Molecular Dynamics (MD) simulations provide a suitable tool to explore the properties of a system at the atomic level which, in general, are difficult and expensive to investigate experimentally. The main weakness of MD is that its predictive reliability depends on the accuracy with which the MD potential function can model the atomic interactions occurring in the real system of interest. Consequently, defining the potential is the most delicate stage of an MD simulation. This is typically done in a deterministic setting, namely by choosing specific values for the parameters of the MD potential. Literature, however, shows that for most MD systems, these parameters are characterized by broad uncertainties.
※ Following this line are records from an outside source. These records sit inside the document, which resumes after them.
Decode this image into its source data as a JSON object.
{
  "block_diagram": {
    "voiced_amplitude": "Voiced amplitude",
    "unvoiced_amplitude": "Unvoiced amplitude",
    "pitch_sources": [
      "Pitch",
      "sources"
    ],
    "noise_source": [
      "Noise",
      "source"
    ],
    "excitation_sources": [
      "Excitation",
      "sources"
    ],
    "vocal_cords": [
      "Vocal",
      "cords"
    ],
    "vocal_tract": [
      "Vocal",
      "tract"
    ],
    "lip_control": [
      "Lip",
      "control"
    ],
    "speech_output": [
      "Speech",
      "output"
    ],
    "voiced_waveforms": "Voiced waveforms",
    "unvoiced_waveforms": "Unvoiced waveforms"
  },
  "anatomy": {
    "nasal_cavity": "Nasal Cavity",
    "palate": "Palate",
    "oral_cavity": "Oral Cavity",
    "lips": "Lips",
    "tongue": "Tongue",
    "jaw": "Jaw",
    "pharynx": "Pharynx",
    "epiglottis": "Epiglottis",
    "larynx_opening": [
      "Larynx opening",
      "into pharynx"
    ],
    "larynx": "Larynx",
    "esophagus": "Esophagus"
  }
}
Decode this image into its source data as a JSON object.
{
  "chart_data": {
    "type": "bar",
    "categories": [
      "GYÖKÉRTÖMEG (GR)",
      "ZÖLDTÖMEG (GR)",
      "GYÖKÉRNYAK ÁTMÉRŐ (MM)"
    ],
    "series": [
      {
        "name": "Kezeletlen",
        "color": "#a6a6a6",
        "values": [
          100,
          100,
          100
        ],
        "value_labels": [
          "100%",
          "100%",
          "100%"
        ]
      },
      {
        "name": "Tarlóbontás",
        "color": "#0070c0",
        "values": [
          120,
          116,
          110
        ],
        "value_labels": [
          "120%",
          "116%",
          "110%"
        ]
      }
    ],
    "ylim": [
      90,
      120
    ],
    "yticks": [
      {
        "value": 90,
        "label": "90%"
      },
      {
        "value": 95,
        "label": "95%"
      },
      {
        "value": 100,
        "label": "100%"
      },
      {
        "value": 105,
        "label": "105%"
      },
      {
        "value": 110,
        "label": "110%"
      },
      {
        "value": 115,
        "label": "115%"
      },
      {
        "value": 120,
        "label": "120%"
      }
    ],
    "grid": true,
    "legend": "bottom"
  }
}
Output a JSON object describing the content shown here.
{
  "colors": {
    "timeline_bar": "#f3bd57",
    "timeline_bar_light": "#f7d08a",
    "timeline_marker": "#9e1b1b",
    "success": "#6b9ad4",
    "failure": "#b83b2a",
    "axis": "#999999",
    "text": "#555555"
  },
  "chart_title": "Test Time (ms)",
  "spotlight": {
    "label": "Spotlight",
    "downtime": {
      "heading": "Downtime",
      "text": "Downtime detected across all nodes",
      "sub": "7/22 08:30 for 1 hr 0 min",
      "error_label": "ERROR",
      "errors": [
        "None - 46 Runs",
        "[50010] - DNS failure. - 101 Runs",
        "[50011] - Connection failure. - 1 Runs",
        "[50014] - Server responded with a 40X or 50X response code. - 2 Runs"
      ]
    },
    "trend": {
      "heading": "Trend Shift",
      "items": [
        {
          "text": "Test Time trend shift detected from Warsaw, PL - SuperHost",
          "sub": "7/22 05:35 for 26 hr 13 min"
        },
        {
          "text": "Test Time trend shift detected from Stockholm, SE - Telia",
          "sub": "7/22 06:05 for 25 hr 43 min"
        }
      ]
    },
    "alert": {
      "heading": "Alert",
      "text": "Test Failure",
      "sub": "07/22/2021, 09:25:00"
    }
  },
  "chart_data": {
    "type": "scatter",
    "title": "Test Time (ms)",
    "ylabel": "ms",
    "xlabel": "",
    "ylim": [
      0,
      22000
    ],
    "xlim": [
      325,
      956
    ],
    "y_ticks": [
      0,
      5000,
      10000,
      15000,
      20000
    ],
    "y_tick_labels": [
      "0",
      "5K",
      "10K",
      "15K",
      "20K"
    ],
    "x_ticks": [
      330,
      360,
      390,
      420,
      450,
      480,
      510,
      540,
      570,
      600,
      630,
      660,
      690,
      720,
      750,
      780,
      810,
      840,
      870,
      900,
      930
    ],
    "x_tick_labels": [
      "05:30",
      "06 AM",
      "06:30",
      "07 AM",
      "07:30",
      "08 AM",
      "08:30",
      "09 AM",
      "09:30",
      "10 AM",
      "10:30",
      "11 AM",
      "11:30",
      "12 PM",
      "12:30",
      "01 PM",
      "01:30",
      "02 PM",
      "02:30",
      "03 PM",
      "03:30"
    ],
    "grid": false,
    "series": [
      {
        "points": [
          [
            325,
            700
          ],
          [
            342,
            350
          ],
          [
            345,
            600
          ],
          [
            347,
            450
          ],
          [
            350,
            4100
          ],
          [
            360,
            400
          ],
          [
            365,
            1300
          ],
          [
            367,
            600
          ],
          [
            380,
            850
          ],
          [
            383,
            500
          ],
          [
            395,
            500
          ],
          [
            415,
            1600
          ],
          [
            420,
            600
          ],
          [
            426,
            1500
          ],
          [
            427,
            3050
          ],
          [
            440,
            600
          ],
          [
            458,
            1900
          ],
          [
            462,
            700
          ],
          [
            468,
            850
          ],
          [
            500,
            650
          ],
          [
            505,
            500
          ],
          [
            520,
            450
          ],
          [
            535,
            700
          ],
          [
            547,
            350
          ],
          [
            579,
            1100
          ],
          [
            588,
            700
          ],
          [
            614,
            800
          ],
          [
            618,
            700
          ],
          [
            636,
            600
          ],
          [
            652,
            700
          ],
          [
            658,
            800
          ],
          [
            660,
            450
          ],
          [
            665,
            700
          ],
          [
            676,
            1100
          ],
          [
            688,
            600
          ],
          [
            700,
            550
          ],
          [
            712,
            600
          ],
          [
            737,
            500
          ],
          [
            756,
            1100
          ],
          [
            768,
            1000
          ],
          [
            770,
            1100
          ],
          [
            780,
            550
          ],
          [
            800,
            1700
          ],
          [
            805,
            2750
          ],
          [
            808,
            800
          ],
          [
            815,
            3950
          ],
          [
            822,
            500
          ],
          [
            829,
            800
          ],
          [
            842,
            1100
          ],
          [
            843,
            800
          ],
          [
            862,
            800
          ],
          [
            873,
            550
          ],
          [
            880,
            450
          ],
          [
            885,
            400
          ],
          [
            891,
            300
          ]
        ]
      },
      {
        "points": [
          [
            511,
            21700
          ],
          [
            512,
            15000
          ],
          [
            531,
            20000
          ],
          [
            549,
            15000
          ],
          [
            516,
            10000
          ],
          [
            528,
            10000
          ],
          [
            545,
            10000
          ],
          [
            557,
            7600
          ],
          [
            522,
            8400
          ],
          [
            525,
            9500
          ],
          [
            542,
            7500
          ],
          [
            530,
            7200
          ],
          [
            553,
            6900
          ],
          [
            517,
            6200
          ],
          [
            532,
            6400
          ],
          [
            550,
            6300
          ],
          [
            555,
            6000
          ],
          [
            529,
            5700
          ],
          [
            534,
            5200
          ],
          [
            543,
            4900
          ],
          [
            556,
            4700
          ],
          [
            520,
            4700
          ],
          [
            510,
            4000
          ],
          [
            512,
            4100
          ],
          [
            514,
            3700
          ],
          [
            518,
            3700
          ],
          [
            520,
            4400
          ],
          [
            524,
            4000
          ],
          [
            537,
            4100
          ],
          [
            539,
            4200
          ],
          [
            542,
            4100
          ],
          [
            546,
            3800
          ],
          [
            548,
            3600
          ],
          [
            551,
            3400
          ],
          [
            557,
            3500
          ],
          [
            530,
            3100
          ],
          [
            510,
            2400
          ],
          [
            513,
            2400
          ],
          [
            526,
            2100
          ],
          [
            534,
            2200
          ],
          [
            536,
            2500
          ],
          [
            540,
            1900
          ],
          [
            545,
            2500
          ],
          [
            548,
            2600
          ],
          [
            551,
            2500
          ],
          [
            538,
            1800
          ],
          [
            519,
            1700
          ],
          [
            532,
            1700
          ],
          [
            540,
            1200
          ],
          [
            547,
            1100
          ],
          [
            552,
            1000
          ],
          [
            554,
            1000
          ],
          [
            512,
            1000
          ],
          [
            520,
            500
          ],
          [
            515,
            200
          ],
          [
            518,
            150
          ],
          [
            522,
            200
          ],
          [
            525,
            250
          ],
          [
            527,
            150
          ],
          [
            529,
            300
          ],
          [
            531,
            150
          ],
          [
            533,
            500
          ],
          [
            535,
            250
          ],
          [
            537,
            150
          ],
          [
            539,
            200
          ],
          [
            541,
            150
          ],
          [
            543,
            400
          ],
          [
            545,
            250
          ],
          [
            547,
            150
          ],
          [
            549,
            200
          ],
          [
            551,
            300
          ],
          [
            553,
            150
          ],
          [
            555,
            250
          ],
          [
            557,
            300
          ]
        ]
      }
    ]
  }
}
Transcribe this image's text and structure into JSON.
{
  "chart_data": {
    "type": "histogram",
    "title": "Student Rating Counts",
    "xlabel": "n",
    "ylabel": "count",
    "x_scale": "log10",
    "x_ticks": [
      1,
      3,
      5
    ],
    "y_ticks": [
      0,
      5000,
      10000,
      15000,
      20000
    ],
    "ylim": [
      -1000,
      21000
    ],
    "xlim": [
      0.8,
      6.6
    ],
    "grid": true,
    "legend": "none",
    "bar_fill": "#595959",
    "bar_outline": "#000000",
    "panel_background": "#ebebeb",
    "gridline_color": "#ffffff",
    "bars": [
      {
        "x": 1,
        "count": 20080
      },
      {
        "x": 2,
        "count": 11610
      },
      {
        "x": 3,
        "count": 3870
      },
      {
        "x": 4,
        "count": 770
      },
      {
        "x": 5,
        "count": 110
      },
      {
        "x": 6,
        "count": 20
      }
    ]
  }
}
Uncertainty quantification (UQ) can thus play a key role for quantifying these uncertainties, and properly characterize the predictive accuracy. This talk shows a possible approach for applying UQ methods to MD simulations. Two fundamental, distinct sources of uncertainty are investigated, namely parametric uncertainty and intrinsic noise. Intrinsic noise is inherently present in the MD setting, due to fluctuations originating from thermal effects. Parametric uncertainty, on the contrary, is introduced in the form of uncertain potential parameters, geometry, and/or boundary conditions. We illustrate the use of a probabilistic (Bayesian) approach to infer atomistic parameters for MD simulations of pure water using data of selected macroscale observables. Using Polynomial Chaos (PC) expansions and Bayesian inference, we develop a framework that enables us to describe the impact of parametric uncertainty on the MD predictions and, at the same time, properly quantify the effect of the intrinsic noise.